Fast forward 15 years. I don’t remember the details of our conversation, but I’ll never forget how Susan made me feel. She rescued me from all that ugly awkwardness. She reached out to me, asked sincere questions and connected with me beyond the usual “what do you do, who do you work with, do you have a card?”
I’ve been to more networking events in the last year than I have in my entire 18-year career. Before each one, I get a little anxious. Before each one, I think of Susan and how she made me feel. And because of that experience with her, I remember that I just need to be myself, trust my instincts and rely on my strengths.
Networking doesn’t have to be a necessary pain to grow your business . . .
Talking to strangers can be awkward. Now that I’m making the networking rounds more regularly, I’ve learned that when I lean on the principles of storytelling, I actually have fun discovering and connecting with strangers in the room. We do business with people we relate to and trust so why not pepper in some stories?
Next time you’re feeling awkward at a networking event, try these 3 powerful story-inspired skills [Tweet This!].
Before each networking event, I express gratitude for each person I’m about to meet. This calms me and neutralizes transaction-minded behavior. Getting all wrapped up in your own anxiety-ridden story is likely to result in an icy reception. When you shift your energy from yourself to the people in the room, you ditch the air of desperation and your natural authority shines.

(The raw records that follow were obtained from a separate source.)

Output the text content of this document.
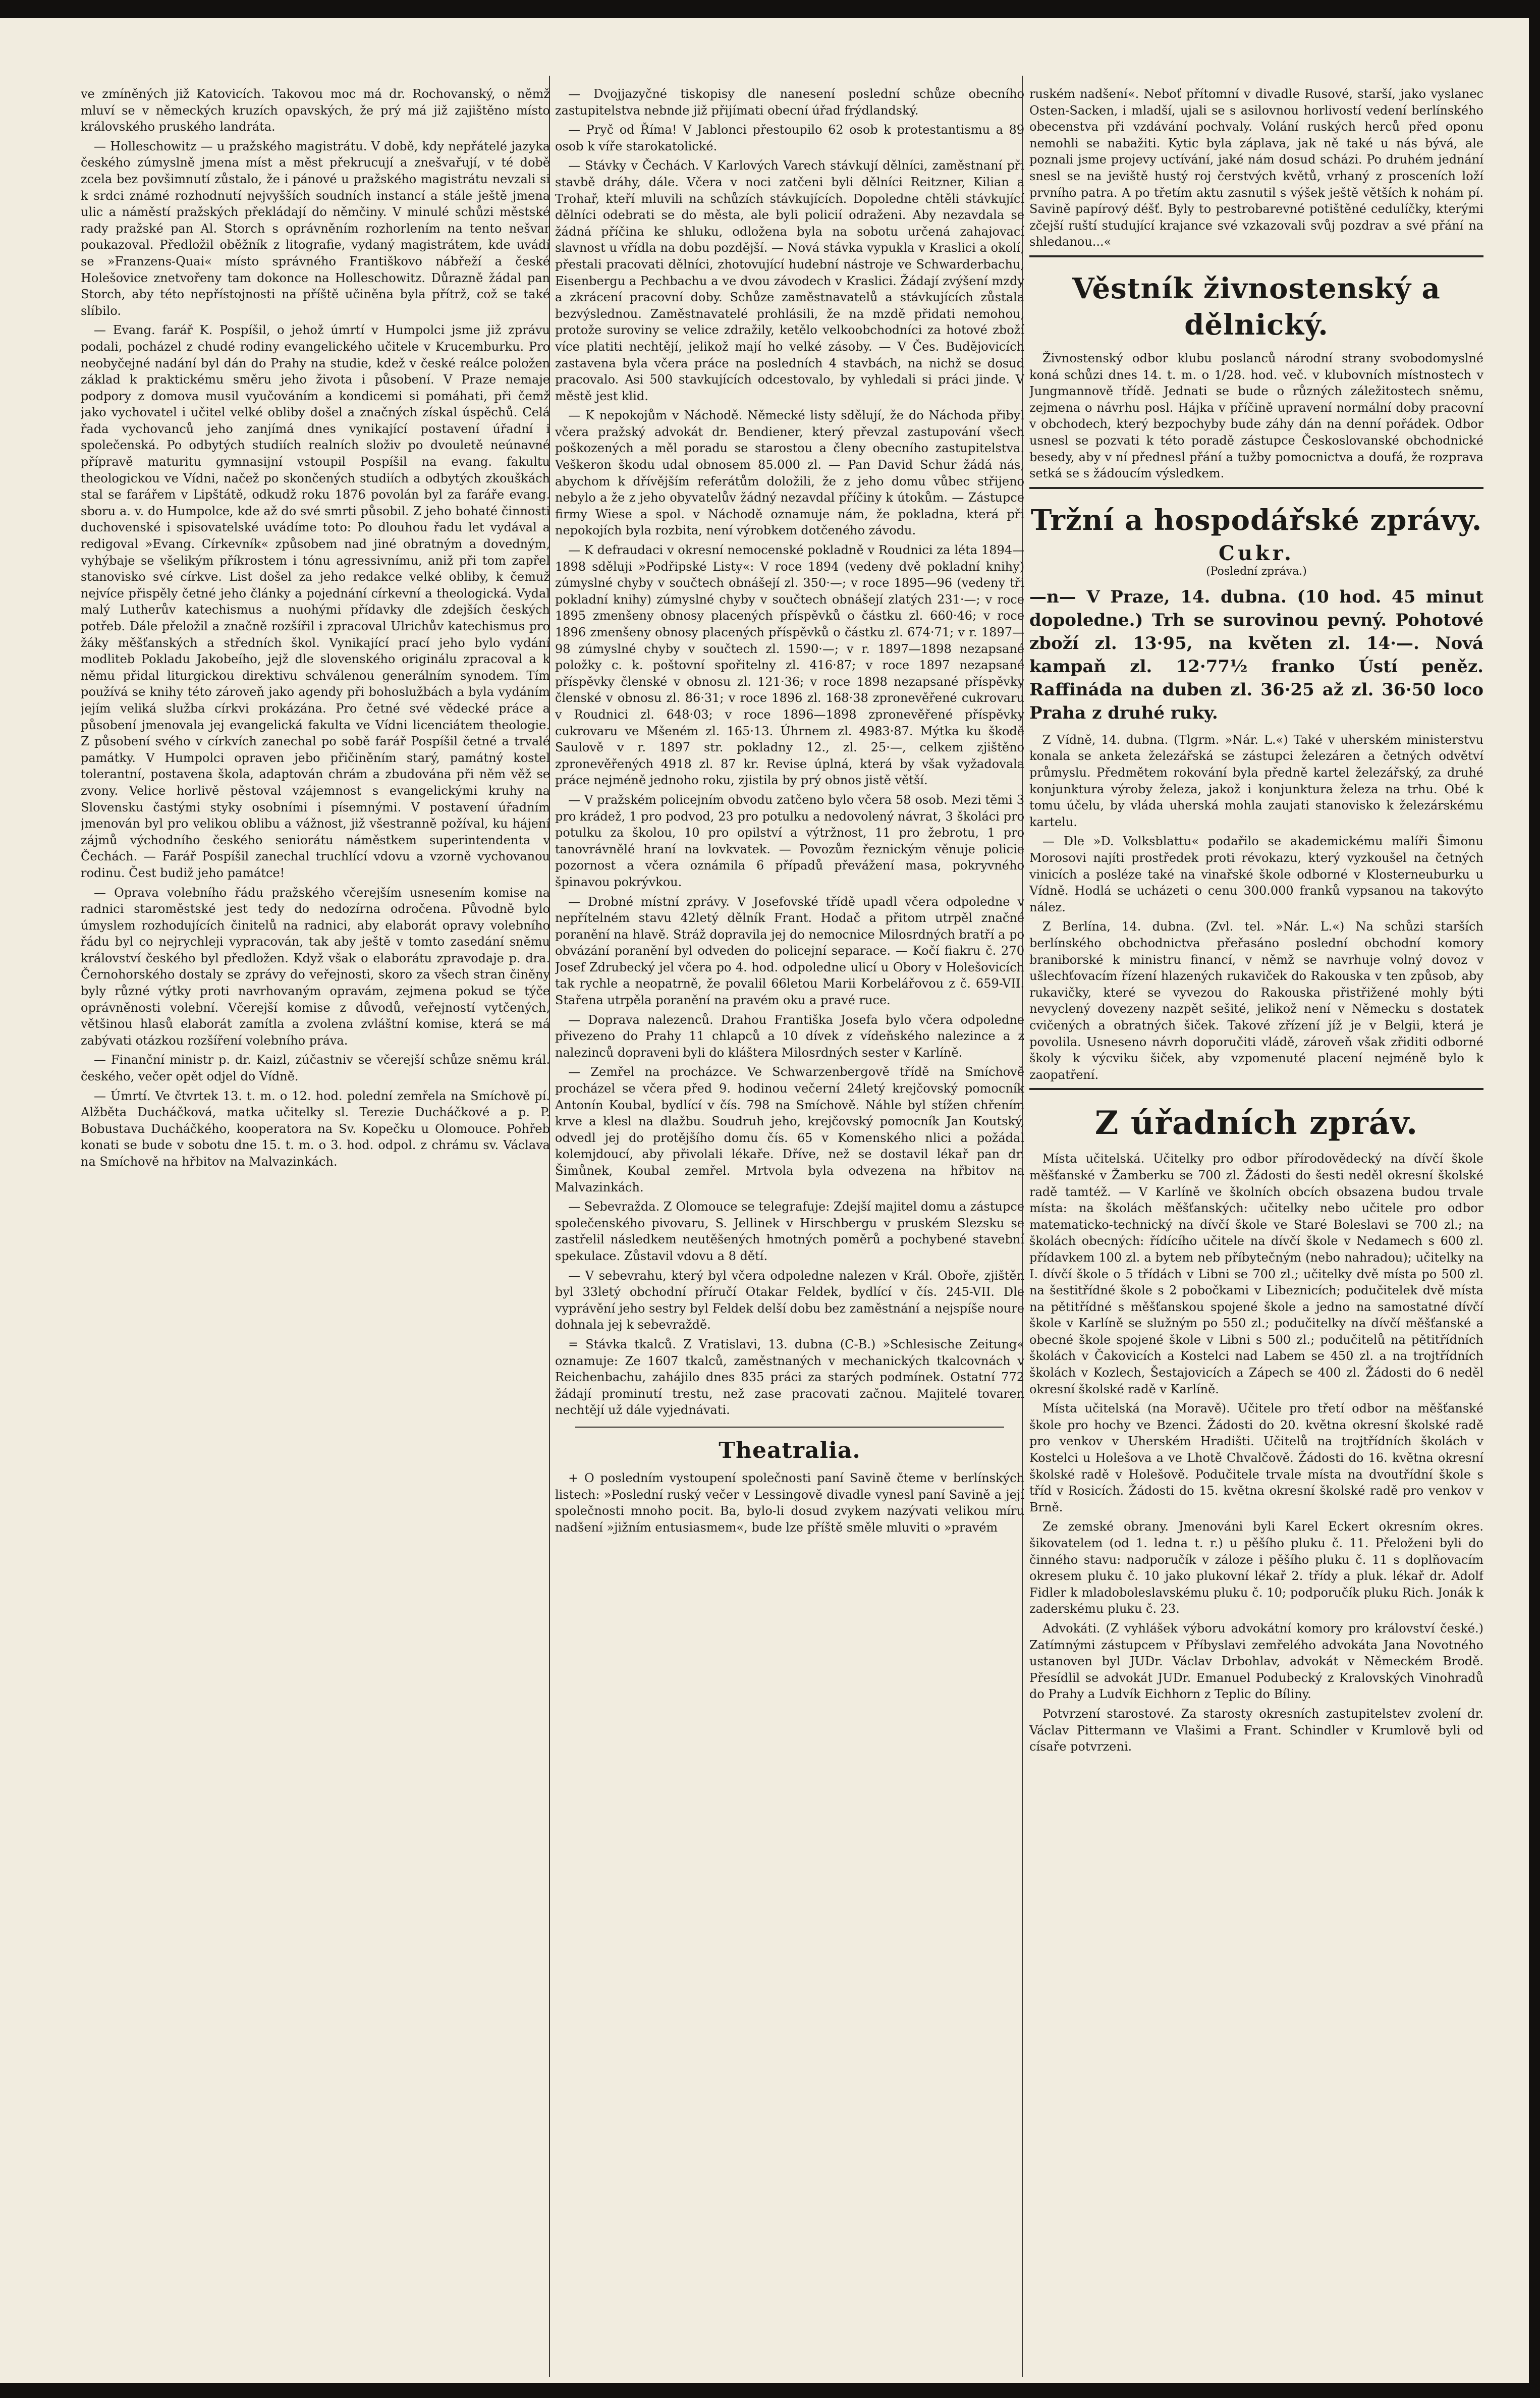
ve zmíněných již Katovicích. Takovou moc má dr. Rochovanský, o němž mluví se v německých kruzích opavských, že prý má již zajištěno místo královského pruského landráta.

— Holleschowitz — u pražského magistrátu. V době, kdy nepřátelé jazyka českého zúmyslně jmena míst a měst překrucují a znešvařují, v té době zcela bez povšimnutí zůstalo, že i pánové u pražského magistrátu nevzali si k srdci známé rozhodnutí nejvyšších soudních instancí a stále ještě jmena ulic a náměstí pražských překládají do němčiny. V minulé schůzi městské rady pražské pan Al. Storch s oprávněním rozhorlením na tento nešvar poukazoval. Předložil oběžník z litografie, vydaný magistrátem, kde uvádí se »Franzens-Quai« místo správného Františkovo nábřeží a české Holešovice znetvořeny tam dokonce na Holleschowitz. Důrazně žádal pan Storch, aby této nepřístojnosti na příště učiněna byla přítrž, což se také slíbilo.

— Evang. farář K. Pospíšil, o jehož úmrtí v Humpolci jsme již zprávu podali, pocházel z chudé rodiny evangelického učitele v Krucemburku. Pro neobyčejné nadání byl dán do Prahy na studie, kdež v české reálce položen základ k praktickému směru jeho života i působení. V Praze nemaje podpory z domova musil vyučováním a kondicemi si pomáhati, při čemž jako vychovatel i učitel velké obliby došel a značných získal úspěchů. Celá řada vychovanců jeho zanjímá dnes vynikající postavení úřadní i společenská. Po odbytých studiích realních složiv po dvouletě neúnavné přípravě maturitu gymnasijní vstoupil Pospíšil na evang. fakultu theologickou ve Vídni, načež po skončených studiích a odbytých zkouškách stal se farářem v Lipštátě, odkudž roku 1876 povolán byl za faráře evang. sboru a. v. do Humpolce, kde až do své smrti působil. Z jeho bohaté činnosti duchovenské i spisovatelské uvádíme toto: Po dlouhou řadu let vydával a redigoval »Evang. Církevník« způsobem nad jiné obratným a dovedným, vyhýbaje se všelikým příkrostem i tónu agressivnímu, aniž při tom zapřel stanovisko své církve. List došel za jeho redakce velké obliby, k čemuž nejvíce přispěly četné jeho články a pojednání církevní a theologická. Vydal malý Lutherův katechismus a nuohými přídavky dle zdejších českých potřeb. Dále přeložil a značně rozšířil i zpracoval Ulrichův katechismus pro žáky měšťanských a středních škol. Vynikající prací jeho bylo vydání modliteb Pokladu Jakobeího, jejž dle slovenského originálu zpracoval a k němu přidal liturgickou direktivu schválenou generálním synodem. Tím používá se knihy této zároveň jako agendy při bohoslužbách a byla vydáním jejím veliká služba církvi prokázána. Pro četné své vědecké práce a působení jmenovala jej evangelická fakulta ve Vídni licenciátem theologie. Z působení svého v církvích zanechal po sobě farář Pospíšil četné a trvalé památky. V Humpolci opraven jebo přičiněním starý, památný kostel tolerantní, postavena škola, adaptován chrám a zbudována při něm věž se zvony. Velice horlivě pěstoval vzájemnost s evangelickými kruhy na Slovensku častými styky osobními i písemnými. V postavení úřadním jmenován byl pro velikou oblibu a vážnost, již všestranně požíval, ku hájení zájmů východního českého seniorátu náměstkem superintendenta v Čechách. — Farář Pospíšil zanechal truchlící vdovu a vzorně vychovanou rodinu. Čest budiž jeho památce!

— Oprava volebního řádu pražského včerejším usnesením komise na radnici staroměstské jest tedy do nedozírna odročena. Původně bylo úmyslem rozhodujících činitelů na radnici, aby elaborát opravy volebního řádu byl co nejrychleji vypracován, tak aby ještě v tomto zasedání sněmu království českého byl předložen. Když však o elaborátu zpravodaje p. dra. Černohorského dostaly se zprávy do veřejnosti, skoro za všech stran činěny byly různé výtky proti navrhovaným opravám, zejmena pokud se týče oprávněnosti volební. Včerejší komise z důvodů, veřejností vytčených, většinou hlasů elaborát zamítla a zvolena zvláštní komise, která se má zabývati otázkou rozšíření volebního práva.

— Finanční ministr p. dr. Kaizl, zúčastniv se včerejší schůze sněmu král. českého, večer opět odjel do Vídně.

— Úmrtí. Ve čtvrtek 13. t. m. o 12. hod. polední zemřela na Smíchově pí. Alžběta Ducháčková, matka učitelky sl. Terezie Ducháčkové a p. P. Bobustava Ducháčkého, kooperatora na Sv. Kopečku u Olomouce. Pohřeb konati se bude v sobotu dne 15. t. m. o 3. hod. odpol. z chrámu sv. Václava na Smíchově na hřbitov na Malvazinkách.

— Dvojjazyčné tiskopisy dle nanesení poslední schůze obecního zastupitelstva nebnde již přijímati obecní úřad frýdlandský.

— Pryč od Říma! V Jablonci přestoupilo 62 osob k protestantismu a 89 osob k víře starokatolické.

— Stávky v Čechách. V Karlových Varech stávkují dělníci, zaměstnaní při stavbě dráhy, dále. Včera v noci zatčeni byli dělníci Reitzner, Kilian a Trohař, kteří mluvili na schůzích stávkujících. Dopoledne chtěli stávkující dělníci odebrati se do města, ale byli policií odraženi. Aby nezavdala se žádná příčina ke shluku, odložena byla na sobotu určená zahajovací slavnost u vřídla na dobu pozdější. — Nová stávka vypukla v Kraslici a okolí, přestali pracovati dělníci, zhotovující hudební nástroje ve Schwarderbachu, Eisenbergu a Pechbachu a ve dvou závodech v Kraslici. Žádají zvýšení mzdy a zkrácení pracovní doby. Schůze zaměstnavatelů a stávkujících zůstala bezvýslednou. Zaměstnavatelé prohlásili, že na mzdě přidati nemohou, protože suroviny se velice zdražily, ketělo velkoobchodníci za hotové zboží více platiti nechtějí, jelikož mají ho velké zásoby. — V Čes. Budějovicích zastavena byla včera práce na posledních 4 stavbách, na nichž se dosud pracovalo. Asi 500 stavkujících odcestovalo, by vyhledali si práci jinde. V městě jest klid.

— K nepokojům v Náchodě. Německé listy sdělují, že do Náchoda přibyl včera pražský advokát dr. Bendiener, který převzal zastupování všech poškozených a měl poradu se starostou a členy obecního zastupitelstva. Veškeron škodu udal obnosem 85.000 zl. — Pan David Schur žádá nás, abychom k dřívějším referátům doložili, že z jeho domu vůbec střijeno nebylo a že z jeho obyvatelův žádný nezavdal příčiny k útokům. — Zástupce firmy Wiese a spol. v Náchodě oznamuje nám, že pokladna, která při nepokojích byla rozbita, není výrobkem dotčeného závodu.

— K defraudaci v okresní nemocenské pokladně v Roudnici za léta 1894—1898 sděluji »Podřipské Listy«: V roce 1894 (vedeny dvě pokladní knihy) zúmyslné chyby v součtech obnášejí zl. 350·—; v roce 1895—96 (vedeny tři pokladní knihy) zúmyslné chyby v součtech obnášejí zlatých 231·—; v roce 1895 zmenšeny obnosy placených příspěvků o částku zl. 660·46; v roce 1896 zmenšeny obnosy placených příspěvků o částku zl. 674·71; v r. 1897—98 zúmyslné chyby v součtech zl. 1590·—; v r. 1897—1898 nezapsané položky c. k. poštovní spořitelny zl. 416·87; v roce 1897 nezapsané příspěvky členské v obnosu zl. 121·36; v roce 1898 nezapsané příspěvky členské v obnosu zl. 86·31; v roce 1896 zl. 168·38 zpronevěřené cukrovaru v Roudnici zl. 648·03; v roce 1896—1898 zpronevěřené příspěvky cukrovaru ve Mšeném zl. 165·13. Úhrnem zl. 4983·87. Mýtka ku škodě Saulově v r. 1897 str. pokladny 12., zl. 25·—, celkem zjištěno zpronevěřených 4918 zl. 87 kr. Revise úplná, která by však vyžadovala práce nejméně jednoho roku, zjistila by prý obnos jistě větší.

— V pražském policejním obvodu zatčeno bylo včera 58 osob. Mezi těmi 3 pro krádež, 1 pro podvod, 23 pro potulku a nedovolený návrat, 3 školáci pro potulku za školou, 10 pro opilství a výtržnost, 11 pro žebrotu, 1 pro tanovrávnělé hraní na lovkvatek. — Povozům řeznickým věnuje policie pozornost a včera oznámila 6 případů převážení masa, pokryvného špinavou pokrývkou.

— Drobné místní zprávy. V Josefovské třídě upadl včera odpoledne v nepřítelném stavu 42letý dělník Frant. Hodač a přitom utrpěl značné poranění na hlavě. Stráž dopravila jej do nemocnice Milosrdných bratří a po obvázání poranění byl odveden do policejní separace. — Kočí fiakru č. 270 Josef Zdrubecký jel včera po 4. hod. odpoledne ulicí u Obory v Holešovicích tak rychle a neopatrně, že povalil 66letou Marii Korbelářovou z č. 659-VII. Stařena utrpěla poranění na pravém oku a pravé ruce.

— Doprava nalezenců. Drahou Františka Josefa bylo včera odpoledne přivezeno do Prahy 11 chlapců a 10 dívek z vídeňského nalezince a z nalezinců dopraveni byli do kláštera Milosrdných sester v Karlíně.

— Zemřel na procházce. Ve Schwarzenbergově třídě na Smíchově procházel se včera před 9. hodinou večerní 24letý krejčovský pomocník Antonín Koubal, bydlící v čís. 798 na Smíchově. Náhle byl stížen chřením krve a klesl na dlažbu. Soudruh jeho, krejčovský pomocník Jan Koutský, odvedl jej do protějšího domu čís. 65 v Komenského nlici a požádal kolemjdoucí, aby přivolali lékaře. Dříve, než se dostavil lékař pan dr. Šimůnek, Koubal zemřel. Mrtvola byla odvezena na hřbitov na Malvazinkách.

— Sebevražda. Z Olomouce se telegrafuje: Zdejší majitel domu a zástupce společenského pivovaru, S. Jellinek v Hirschbergu v pruském Slezsku se zastřelil následkem neutěšených hmotných poměrů a pochybené stavební spekulace. Zůstavil vdovu a 8 dětí.

— V sebevrahu, který byl včera odpoledne nalezen v Král. Oboře, zjištěn byl 33letý obchodní příručí Otakar Feldek, bydlící v čís. 245-VII. Dle vyprávění jeho sestry byl Feldek delší dobu bez zaměstnání a nejspíše noure dohnala jej k sebevraždě.

= Stávka tkalců. Z Vratislavi, 13. dubna (C-B.) »Schlesische Zeitung« oznamuje: Ze 1607 tkalců, zaměstnaných v mechanických tkalcovnách v Reichenbachu, zahájilo dnes 835 práci za starých podmínek. Ostatní 772 žádají prominutí trestu, než zase pracovati začnou. Majitelé tovaren nechtějí už dále vyjednávati.

Theatralia.

+ O posledním vystoupení společnosti paní Savině čteme v berlínských listech: »Poslední ruský večer v Lessingově divadle vynesl paní Savině a její společnosti mnoho pocit. Ba, bylo-li dosud zvykem nazývati velikou míru nadšení »jižním entusiasmem«, bude lze příště směle mluviti o »pravém

ruském nadšení«. Neboť přítomní v divadle Rusové, starší, jako vyslanec Osten-Sacken, i mladší, ujali se s asilovnou horlivostí vedení berlínského obecenstva při vzdávání pochvaly. Volání ruských herců před oponu nemohli se nabažiti. Kytic byla záplava, jak ně také u nás bývá, ale poznali jsme projevy uctívání, jaké nám dosud scházi. Po druhém jednání snesl se na jeviště hustý roj čerstvých květů, vrhaný z prosceních loží prvního patra. A po třetím aktu zasnutil s výšek ještě větších k nohám pí. Savině papírový déšť. Byly to pestrobarevné potištěné cedulíčky, kterými zčejší ruští studující krajance své vzkazovali svůj pozdrav a své přání na shledanou...«

Věstník živnostenský a dělnický.

Živnostenský odbor klubu poslanců národní strany svobodomyslné koná schůzi dnes 14. t. m. o 1/28. hod. več. v klubovních místnostech v Jungmannově třídě. Jednati se bude o různých záležitostech sněmu, zejmena o návrhu posl. Hájka v příčině upravení normální doby pracovní v obchodech, který bezpochyby bude záhy dán na denní pořádek. Odbor usnesl se pozvati k této poradě zástupce Českoslovanské obchodnické besedy, aby v ní přednesl přání a tužby pomocnictva a doufá, že rozprava setká se s žádoucím výsledkem.

Tržní a hospodářské zprávy.
Cukr.
(Poslední zpráva.)
—n— V Praze, 14. dubna. (10 hod. 45 minut dopoledne.) Trh se surovinou pevný. Pohotové zboží zl. 13·95, na květen zl. 14·—. Nová kampaň zl. 12·77½ franko Ústí peněz. Raffináda na duben zl. 36·25 až zl. 36·50 loco Praha z druhé ruky.

Z Vídně, 14. dubna. (Tlgrm. »Nár. L.«) Také v uherském ministerstvu konala se anketa železářská se zástupci železáren a četných odvětví průmyslu. Předmětem rokování byla předně kartel železářský, za druhé konjunktura výroby železa, jakož i konjunktura železa na trhu. Obé k tomu účelu, by vláda uherská mohla zaujati stanovisko k železárskému kartelu.

— Dle »D. Volksblattu« podařilo se akademickému malíři Šimonu Morosovi najíti prostředek proti révokazu, který vyzkoušel na četných vinicích a posléze také na vinařské škole odborné v Klosterneuburku u Vídně. Hodlá se ucházeti o cenu 300.000 franků vypsanou na takovýto nález.

Z Berlína, 14. dubna. (Zvl. tel. »Nár. L.«) Na schůzi starších berlínského obchodnictva přeřasáno poslední obchodní komory braniborské k ministru financí, v němž se navrhuje volný dovoz v ušlechťovacím řízení hlazených rukaviček do Rakouska v ten způsob, aby rukavičky, které se vyvezou do Rakouska přistřižené mohly býti nevyclený dovezeny nazpět sešité, jelikož není v Německu s dostatek cvičených a obratných šiček. Takové zřízení jíž je v Belgii, která je povolila. Usneseno návrh doporučiti vládě, zároveň však zřiditi odborné školy k výcviku šiček, aby vzpomenuté placení nejméně bylo k zaopatření.

Z úřadních zpráv.

Místa učitelská. Učitelky pro odbor přírodovědecký na dívčí škole měšťanské v Žamberku se 700 zl. Žádosti do šesti neděl okresní školské radě tamtéž. — V Karlíně ve školních obcích obsazena budou trvale místa: na školách měšťanských: učitelky nebo učitele pro odbor matematicko-technický na dívčí škole ve Staré Boleslavi se 700 zl.; na školách obecných: řídícího učitele na dívčí škole v Nedamech s 600 zl. přídavkem 100 zl. a bytem neb příbytečným (nebo nahradou); učitelky na I. dívčí škole o 5 třídách v Libni se 700 zl.; učitelky dvě místa po 500 zl. na šestitřídné škole s 2 pobočkami v Libeznicích; podučitelek dvě místa na pětitřídné s měšťanskou spojené škole a jedno na samostatné dívčí škole v Karlíně se služným po 550 zl.; podučitelky na dívčí měšťanské a obecné škole spojené škole v Libni s 500 zl.; podučitelů na pětitřídních školách v Čakovicích a Kostelci nad Labem se 450 zl. a na trojtřídních školách v Kozlech, Šestajovicích a Zápech se 400 zl. Žádosti do 6 neděl okresní školské radě v Karlíně.

Místa učitelská (na Moravě). Učitele pro třetí odbor na měšťanské škole pro hochy ve Bzenci. Žádosti do 20. května okresní školské radě pro venkov v Uherském Hradišti. Učitelů na trojtřídních školách v Kostelci u Holešova a ve Lhotě Chvalčově. Žádosti do 16. května okresní školské radě v Holešově. Podučitele trvale místa na dvoutřídní škole s tříd v Rosicích. Žádosti do 15. května okresní školské radě pro venkov v Brně.

Ze zemské obrany. Jmenováni byli Karel Eckert okresním okres. šikovatelem (od 1. ledna t. r.) u pěšího pluku č. 11. Přeloženi byli do činného stavu: nadporučík v záloze i pěšího pluku č. 11 s doplňovacím okresem pluku č. 10 jako plukovní lékař 2. třídy a pluk. lékař dr. Adolf Fidler k mladoboleslavskému pluku č. 10; podporučík pluku Rich. Jonák k zaderskému pluku č. 23.

Advokáti. (Z vyhlášek výboru advokátní komory pro království české.) Zatímnými zástupcem v Příbyslavi zemřelého advokáta Jana Novotného ustanoven byl JUDr. Václav Drbohlav, advokát v Německém Brodě. Přesídlil se advokát JUDr. Emanuel Podubecký z Kralovských Vinohradů do Prahy a Ludvík Eichhorn z Teplic do Bíliny.

Potvrzení starostové. Za starosty okresních zastupitelstev zvolení dr. Václav Pittermann ve Vlašimi a Frant. Schindler v Krumlově byli od císaře potvrzeni.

2. Ask Thoughtful Questions
Asking (and answering) the same old questions gets boring after a few of these events. Be genuinely curious. Instead of asking “What do you do?”, try “How did you get into ____?” to get a more revealing answer. When you ask questions like “What brought you here?” or “What are you excited about in your business these days?” it makes you stand out and fires up your networking buddy. It also gives you an opportunity to listen for how you fit into their story.
3. Share Your Own Story
Once you’ve got the introductions/elevator pitches out of the way, it’s time to start listening for your opportunity to open up. Hint: People tend to reciprocate, so if you ask thoughtful questions, the person you’re talking with will likely ask them back. This is when you want to have your story ready to go. Be mindful of the other person’s time and level of interest. You may only have a minute or two, so practice telling your story (usually the story of why you do what you do) in a compelling but concise way.